Blocks L5, L7, and L10 cover 35,000 sq km and represent more than half of the country's licensed offshore territory.

Dana, as operator, will hold an 80% stake in the production-sharing contracts, while Star Petroleum International Kenya Ltd. will have 20%.

Each PSC calls for completion of technical studies that will determine potential future seismic programs and exploration drilling.

"Existing seismic data indicates the presence of a number of significant geological structures in the unexplored deeper-water areas," noted Dana, adding that an "active petroleum system" in the region was confirmed by several old onshore and shallow-water wells that had encountered hydrocarbon shows.

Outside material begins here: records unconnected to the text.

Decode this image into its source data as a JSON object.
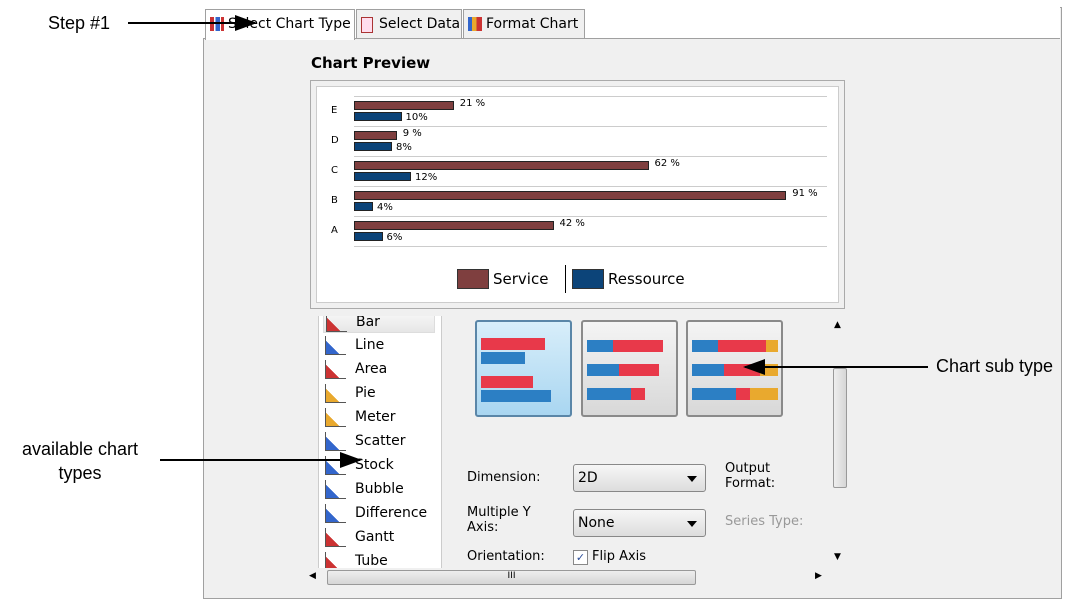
{
  "annotations": {
    "step": "Step #1",
    "subtype": "Chart sub type",
    "types_line1": "available chart",
    "types_line2": "types"
  },
  "tabs": [
    {
      "label": "Select Chart Type",
      "active": true
    },
    {
      "label": "Select Data"
    },
    {
      "label": "Format Chart"
    }
  ],
  "preview": {
    "title": "Chart Preview"
  },
  "chart_data": {
    "type": "bar",
    "orientation": "horizontal",
    "categories": [
      "A",
      "B",
      "C",
      "D",
      "E"
    ],
    "series": [
      {
        "name": "Service",
        "values": [
          42,
          91,
          62,
          9,
          21
        ],
        "labels": [
          "42 %",
          "91 %",
          "62 %",
          "9 %",
          "21 %"
        ],
        "color": "#7f3f3f"
      },
      {
        "name": "Ressource",
        "values": [
          6,
          4,
          12,
          8,
          10
        ],
        "labels": [
          "6%",
          "4%",
          "12%",
          "8%",
          "10%"
        ],
        "color": "#0c4479"
      }
    ],
    "legend": "bottom",
    "grid": true
  },
  "chart_types": [
    "Bar",
    "Line",
    "Area",
    "Pie",
    "Meter",
    "Scatter",
    "Stock",
    "Bubble",
    "Difference",
    "Gantt",
    "Tube"
  ],
  "selected_type": "Bar",
  "options": {
    "dimension_label": "Dimension:",
    "dimension_value": "2D",
    "multi_y_label1": "Multiple Y",
    "multi_y_label2": "Axis:",
    "multi_y_value": "None",
    "orientation_label": "Orientation:",
    "flip_axis_label": "Flip Axis",
    "flip_axis_checked": true,
    "output_label1": "Output",
    "output_label2": "Format:",
    "series_type_label": "Series Type:"
  }
}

Reprocessing of the seismic data in hand with "modern" techniques and satellite oil seep studies is underway, the company said.

Dana will pay $300,000 toward past costs associated with these licenses and finance the early stages of exploration.

"Kenya fits well with Dana's strategy of early entry into large and attractive new exploration regions, ahead of the majors," said Chairman Charles Smith.

Meanwhile, Dana reported its best-ever gross profits, excluding exceptionals, of £13.6 million in 2000, more than triple the figure recorded in 1999, and turnover for the year which climbed 44% to £29.9 million.

By the end of 2000, Dana's reserves had risen 10% to 102 million bbl, while average production had increased to 6,473 boe/d, up slightly from 6,119 boe/d in 1999.